After a section on the local newspapers, the railroad program delved into the city’s Foerster Brewing Co.

“Lager beer seems to have been from the earliest antiquity the beverage that assimilated closest to the hygienic necessities of man,” said the MCRR program. “The history of mankind goes to show that with all people and in all ages a stimulant of some kind has been invariably used, and recognizing this necessity, it is of course desirable that such stimulant be as harmless and healthful as possible, and no objection [by the many ardent pro-Temperance advocates throughout Ypsilanti history] can be reasonably made to pure lager beer.”

A peek at the Ypsilanti Savings bank is followed by an examination of the Scharf Tag, Label, and Box Co. “They employ upwards of 100 hands, [and] manufacture all kinds of tags, labels, boxes, etc., and occupy two large and spacious factory buildings . . ,” part of which may be seen in the present-day beautiful castle-like Congdon’s Hardware building.

The program touched on the Ainsworth mill at the southeast corner of Michigan Avenue and Huron (now Eleven West Spa), the Scovill lumber yard on Frog Island, and the Peninsular Paper Mill, saying of the latter, “Commencing in a small way, they have gradually increased the capacity of their plant from several hundred to 18,000 pounds of paper per each twenty-four hours. Their product is shipped to all prominent cities between St Louis and Buffalo, which speaks volumes for the quality of their work.”

The program dwelt on several other local businesses and spotlighted the Occidental Hotel, on the east side of Huron just north of Michiagn Avenue. “The convenience, not to say the necessity, of a first-class hotel to the general public is best known to the people who, by lack of domestic comfort and home privileges, are compelled to patronize them . . . In addition to the usual hotel conveniences there is a mineral bath house in connection with it that is possessed of medicinal qualities for which the mineral wells in this district are famous.”

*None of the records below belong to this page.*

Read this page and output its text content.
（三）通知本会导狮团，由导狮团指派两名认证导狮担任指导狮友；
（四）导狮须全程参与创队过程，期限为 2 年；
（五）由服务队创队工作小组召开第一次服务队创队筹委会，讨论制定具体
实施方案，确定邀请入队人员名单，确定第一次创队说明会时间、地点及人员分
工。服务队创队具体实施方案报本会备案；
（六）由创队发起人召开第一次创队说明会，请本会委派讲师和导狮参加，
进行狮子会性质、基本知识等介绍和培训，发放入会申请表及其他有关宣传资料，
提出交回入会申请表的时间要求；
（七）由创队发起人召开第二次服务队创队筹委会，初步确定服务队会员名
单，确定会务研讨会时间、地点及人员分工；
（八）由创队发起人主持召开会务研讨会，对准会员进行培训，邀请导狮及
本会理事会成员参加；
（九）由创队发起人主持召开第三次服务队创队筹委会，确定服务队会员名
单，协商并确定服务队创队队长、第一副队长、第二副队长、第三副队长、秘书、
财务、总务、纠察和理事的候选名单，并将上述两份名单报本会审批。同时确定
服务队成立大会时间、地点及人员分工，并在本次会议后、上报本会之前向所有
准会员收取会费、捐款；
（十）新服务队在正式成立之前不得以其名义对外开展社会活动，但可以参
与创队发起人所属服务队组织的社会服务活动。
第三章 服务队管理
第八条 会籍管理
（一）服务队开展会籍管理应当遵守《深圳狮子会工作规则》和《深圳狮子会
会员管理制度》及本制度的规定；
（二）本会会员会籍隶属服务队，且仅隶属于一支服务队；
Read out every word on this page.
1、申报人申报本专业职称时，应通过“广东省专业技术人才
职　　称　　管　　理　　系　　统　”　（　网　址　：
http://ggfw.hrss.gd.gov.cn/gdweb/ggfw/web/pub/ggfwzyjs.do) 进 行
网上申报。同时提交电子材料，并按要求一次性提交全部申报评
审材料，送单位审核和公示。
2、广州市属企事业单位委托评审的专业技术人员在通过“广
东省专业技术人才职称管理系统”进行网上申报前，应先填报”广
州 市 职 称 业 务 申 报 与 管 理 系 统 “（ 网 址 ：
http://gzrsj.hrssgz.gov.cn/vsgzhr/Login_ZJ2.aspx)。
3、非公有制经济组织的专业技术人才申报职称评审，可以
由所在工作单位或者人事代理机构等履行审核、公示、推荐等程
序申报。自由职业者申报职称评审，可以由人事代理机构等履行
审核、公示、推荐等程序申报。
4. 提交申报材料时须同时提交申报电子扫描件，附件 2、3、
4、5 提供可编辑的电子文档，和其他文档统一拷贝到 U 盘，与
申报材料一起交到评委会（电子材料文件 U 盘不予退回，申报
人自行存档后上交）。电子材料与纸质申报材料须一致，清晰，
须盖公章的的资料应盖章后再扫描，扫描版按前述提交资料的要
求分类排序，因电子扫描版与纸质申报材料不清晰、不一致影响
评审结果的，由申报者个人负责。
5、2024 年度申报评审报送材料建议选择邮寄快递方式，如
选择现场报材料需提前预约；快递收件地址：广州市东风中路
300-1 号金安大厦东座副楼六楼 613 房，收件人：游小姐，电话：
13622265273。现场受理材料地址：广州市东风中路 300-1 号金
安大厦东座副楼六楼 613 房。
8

The program concludes with an engraving of O. E. Thompson & Sons in the Thompson Block, with two chimneys on the Cross Street side of the then-intact building spewing industrious smoke.

With a proposed commuter train coming to Ypsilanti in 2010, can the city provide a souvenir program that similarly entices commuters to step off the platform, visit awhile, and sample the good food, lively entertainment, and scenic vistas of our beautiful city?